The Coalition has reached the target of 76 seats for a majority government and is on track to secure as many as 78 seats with Labor falling well short with 67 seats.

The fall-out from the election indicates that Labor policies to limit negative gearing to new properties in the future, reduce capital gains tax concessions by 50% and abolish cash refunds for dividend franking credits proved unpopular with the majority of voters. Bill Shorten has resigned as leader of the Labor Party and Anthony Albanese is set to take over in the near future.

The return of the LNP Coalition means tax concessions or cuts for 10 million low to medium income Australian workers in 2018/19 with further, broader cuts in future years. With a projected return to Budget surplus in 2020, it is hoped that these cuts will flow on to provide broader economic stimulus. There has been a definite improvement in consumer confidence following the election outcome. 

Prior to the federal election, Nigel Satterley led an industry lobby group seeking a dedicated Federal Housing Minister and welcomes the decision to appoint Michael Sukkar to this important role.

Of significance to the land and housing market is the Coalition’s proposed First Home Loan Deposit Scheme. Under the Scheme, eligible first home buyers will only need to save a 5% deposit with the Government guaranteeing the balance of the required 20% deposit. This will mean that eligible first home buyers will be able to purchase a home earlier than they would normally. Also, they would not be required to purchase lenders mortgage insurance saving them up to $10,000. There would be maximum property value caps and a maximum income for singles of $125,000 per annum and $200,000 for couples. This scheme would be limited to a maximum of 10,000 loans annually. It is anticipated that, if introduced, these measures will provide some stimulus for the weak national property markets.

The Reserve Bank of Australia has indicated that the official cash rate is likely to be cut in June. Higher unemployment is preventing inflation targets from being achieved, leading to the Governor of the RBA flagging the likely rate cut and encouraging the Government to introduce structural reform and increase infrastructure spending.
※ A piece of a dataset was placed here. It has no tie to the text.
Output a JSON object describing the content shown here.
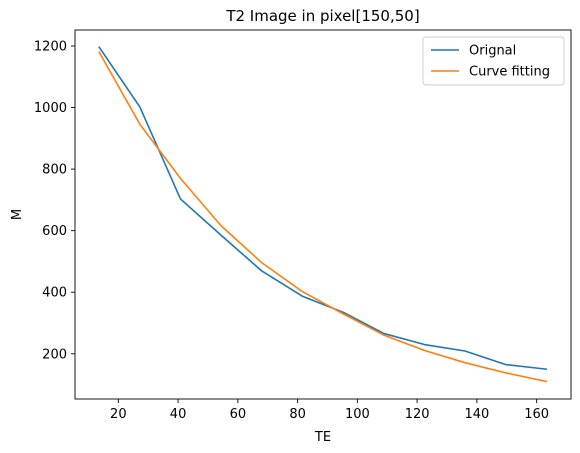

In another potential boost for the housing market, Australia’s prudential regulator is also considering loosening lending restrictions. The Australian Prudential Regulation Authority (APRA) is considering scrapping its 7% ‘stress test’ buffer on home loan serviceability and allowing banks instead to assess loans at 2.5% above current rates. It is expected that this will increase the borrowing capacity of new borrowers and enhance the effectiveness of the transmission of future Reserve Bank rate cuts. As an example, a couple with joint income of $130,000 could potentially have an increased borrowing capacity of around $47,000. This could see an entirely new cohort of buyers entering the market.